A few days later those negotiations paid a valuable dividend to the entire travel and tourism industry.
They resulted in a significant watering down of the Federal Government’s Budget plan to savagely increase the tax burden imposed both on Australians travelling overseas and visitors coming to this country.
The Coalition parties joined with the Independents and the Greens to force a key amendment to the Government’s Passenger Movement Charge (PMC) proposals. Thanks to that amendment, the plan for automatic, inflation-linked annual increases in the PMC has been dropped.
Additionally, $40 million of the revenue collected from the tax increase will now go to a regional tourism fund, supplementing the money already hypothecated to Tourism Australia’s Asia Marketing Fund.

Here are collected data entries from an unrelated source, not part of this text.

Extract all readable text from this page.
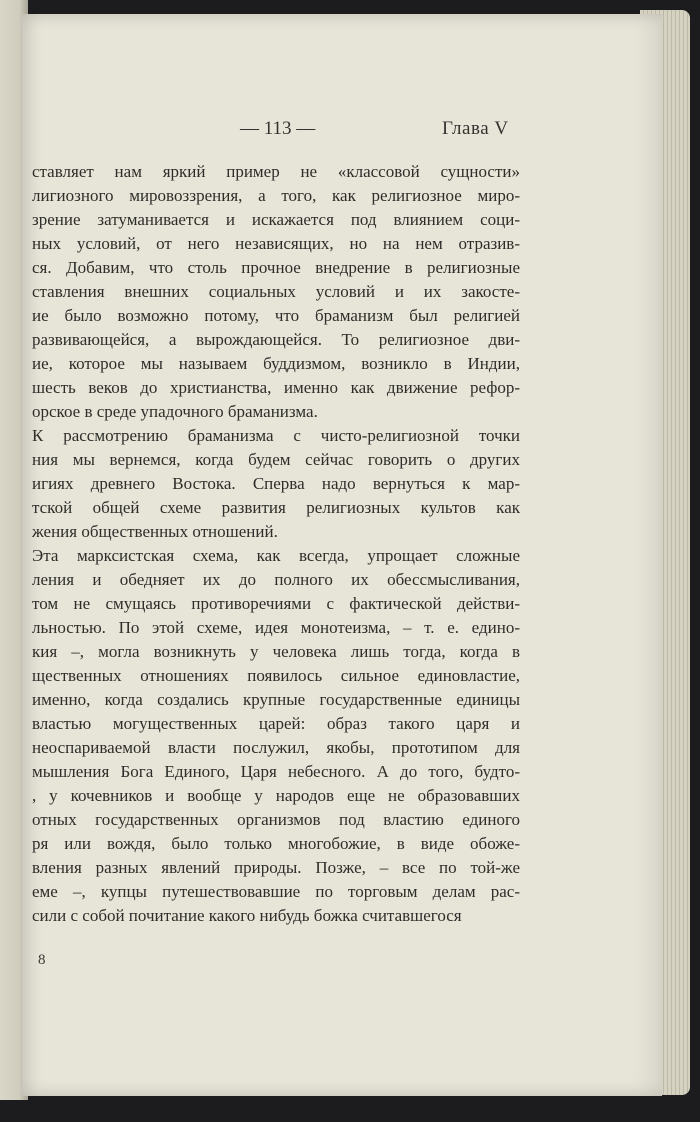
— 113 —	Глава V
ставляет нам яркий пример не «классовой сущности»
лигиозного мировоззрения, а того, как религиозное миро-
зрение затуманивается и искажается под влиянием соци-
ных условий, от него независящих, но на нем отразив-
ся. Добавим, что столь прочное внедрение в религиозные
ставления внешних социальных условий и их закосте-
ие было возможно потому, что браманизм был религией
развивающейся, а вырождающейся. То религиозное дви-
ие, которое мы называем буддизмом, возникло в Индии,
шесть веков до христианства, именно как движение рефор-
орское в среде упадочного браманизма.
К рассмотрению браманизма с чисто-религиозной точки
ния мы вернемся, когда будем сейчас говорить о других
игиях древнего Востока. Сперва надо вернуться к мар-
тской общей схеме развития религиозных культов как
жения общественных отношений.
Эта марксистская схема, как всегда, упрощает сложные
ления и обедняет их до полного их обессмысливания,
том не смущаясь противоречиями с фактической действи-
льностью. По этой схеме, идея монотеизма, – т. е. едино-
кия –, могла возникнуть у человека лишь тогда, когда в
щественных отношениях появилось сильное единовластие,
именно, когда создались крупные государственные единицы
властью могущественных царей: образ такого царя и
неоспариваемой власти послужил, якобы, прототипом для
мышления Бога Единого, Царя небесного. А до того, будто-
, у кочевников и вообще у народов еще не образовавших
отных государственных организмов под властию единого
ря или вождя, было только многобожие, в виде обоже-
вления разных явлений природы. Позже, – все по той-же
еме –, купцы путешествовавшие по торговым делам рас-
сили с собой почитание какого нибудь божка считавшегося
8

Yes, the draconian 17 per cent increase in the tax stays and, a hard-headed realist could well assess the amendment as only “a moderately positive outcome” – an assessment attributed to Flight Centre, a company that stepped up to the plate with cold hard cash to support the coalition of industry bodies that mounted the fight against the tax increase.
Yes, it is true that the amendment does not mean there won’t be further increases in the tax – it just means they won’t be automatic. But a hard-headed realist would also say it is extremely rare to force a government backdown on a Budget revenue proposal.
Moreover the scrapping of automatic increases is not insignificant – not least because any government contemplating future increases will now be acutely aware of the political flak it will incur.
As Tourism and Transport Forum (TTF) chief executive John Lee said: “Automatically increasing the PMC every year would have seen the burden grow and grow.”
And as Westbury pointed out: “Having an automatic increase on the PMC via CPI would have been particularly difficult for the travel and tourism industry to plan their annual budgets as the government would have their hand in the pocket of people departing this country before any commercial realities could be considered.”
But of longer term significance than the battle over the PMC proposals was the way in which the industry came together to argue publicly a coherent and compelling case against the tax increase.
Spearheaded by AFTA and the TTF the campaign displayed impressively professional lobbying expertise.
As Westbury points out in this month’s AFTA View “equally important is the fact that the travel and tourism industry got together to mount such a targeted objection”.
The industry has surely learned a lesson for the future.